Personnage atypique dans l’historiographie du Bénin, connu pour avoir été distingué en 1975 « héros national », sa résistance contre le colonisateur français qui, au terme de l’expédition militaire contre Béhanzin en 1894, avait voulu soumettre les peuples Wasangari, Peul et Baatonnu de l’ancien territoire du Baru-tem, est citée comme un acte de résilience exemplaire. De sa naissance en 1856 à sa disparition le 17 décembre 1916, Bio Guera aura vécu une vie pleine, partagée entre ses activités paysannes et marchandes. Avec les exactions de l’armée coloniale sur ses terres, il devient un activiste et son engagement politique se transforme en rébellion armée puis en force de résistance.

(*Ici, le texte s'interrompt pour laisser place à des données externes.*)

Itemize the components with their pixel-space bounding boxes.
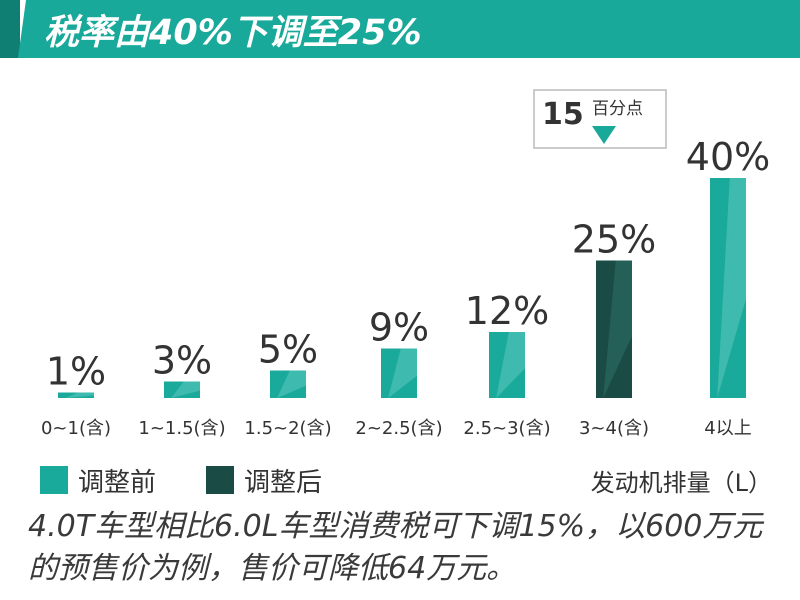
bar-3-highlight (277, 370, 306, 398)
title-banner-accent (0, 0, 20, 58)
title-banner-background (18, 0, 800, 58)
x-tick-label-1: 0~1(含) (41, 418, 111, 439)
x-tick-label-7: 4以上 (704, 418, 751, 439)
legend-swatch-before (40, 466, 68, 494)
chart-title: 税率由40%下调至25% (44, 13, 422, 53)
bar-5-highlight (496, 332, 525, 398)
legend: 调整前 调整后 (40, 466, 322, 498)
bar-value-labels: 1% 3% 5% 9% 12% 25% 40% (46, 135, 770, 394)
bar-4-value-label: 9% (369, 306, 429, 350)
callout-unit: 百分点 (592, 99, 643, 119)
legend-label-after: 调整后 (244, 468, 322, 498)
x-tick-label-3: 1.5~2(含) (244, 418, 331, 439)
bar-7-highlight (717, 178, 746, 398)
legend-label-before: 调整前 (78, 468, 156, 498)
footnote: 4.0T车型相比6.0L车型消费税可下调15%，以600万元的预售价为例，售价可… (28, 509, 763, 586)
reduction-callout: 15 百分点 (533, 89, 667, 149)
bar-3-value-label: 5% (258, 328, 318, 372)
x-tick-label-6: 3~4(含) (579, 418, 649, 439)
bar-6-value-label: 25% (572, 218, 656, 262)
title-banner: 税率由40%下调至25% (0, 0, 800, 58)
bar-2-highlight (171, 381, 200, 398)
bar-4-highlight (388, 348, 417, 398)
x-tick-label-4: 2~2.5(含) (355, 418, 442, 439)
bars (58, 178, 746, 398)
x-axis-tick-labels: 0~1(含) 1~1.5(含) 1.5~2(含) 2~2.5(含) 2.5~3(含) 3~… (41, 418, 752, 439)
bar-2-value-label: 3% (152, 339, 212, 383)
bar-5-value-label: 12% (465, 289, 549, 333)
bar-7-value-label: 40% (686, 135, 770, 179)
down-arrow-icon (592, 126, 616, 144)
bar-6-highlight (603, 260, 632, 398)
x-tick-label-5: 2.5~3(含) (463, 418, 550, 439)
bar-1-highlight (65, 392, 94, 398)
legend-swatch-after (206, 466, 234, 494)
x-axis-label: 发动机排量（L） (591, 469, 772, 497)
callout-box (533, 89, 667, 149)
bar-1-value-label: 1% (46, 350, 106, 394)
x-tick-label-2: 1~1.5(含) (138, 418, 225, 439)
callout-number: 15 (542, 97, 584, 132)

Bio Guera ne s’est pas fait prier pour faire partie des figures de la guerre de résistance des Baatombu à la pénétration française. Il est rentré dans l’histoire pour sa détermination à libérer les populations du Borgou, les Baatombu et les Boowo des privations de liberté, de l’impôt de capitation, de la conscription, du travail forcé et des exactions diverses dont elles étaient victimes sous l’administration coloniale. Justicier, préférant la mort à l’oppression coloniale, il nous laisse en héritage le sens de sacrifice de soi pour l’intérêt collectif. C’est bien dans cet état d’esprit qu’il se donna corps et âme à la guerre à Baura, à douze kilomètres au nord de Bembéréké. Traqué, épuisé par toutes ces années de rébellion, le prince révolté finit par être repéré dans une de ses retraites et est tué le 17 décembre 1916.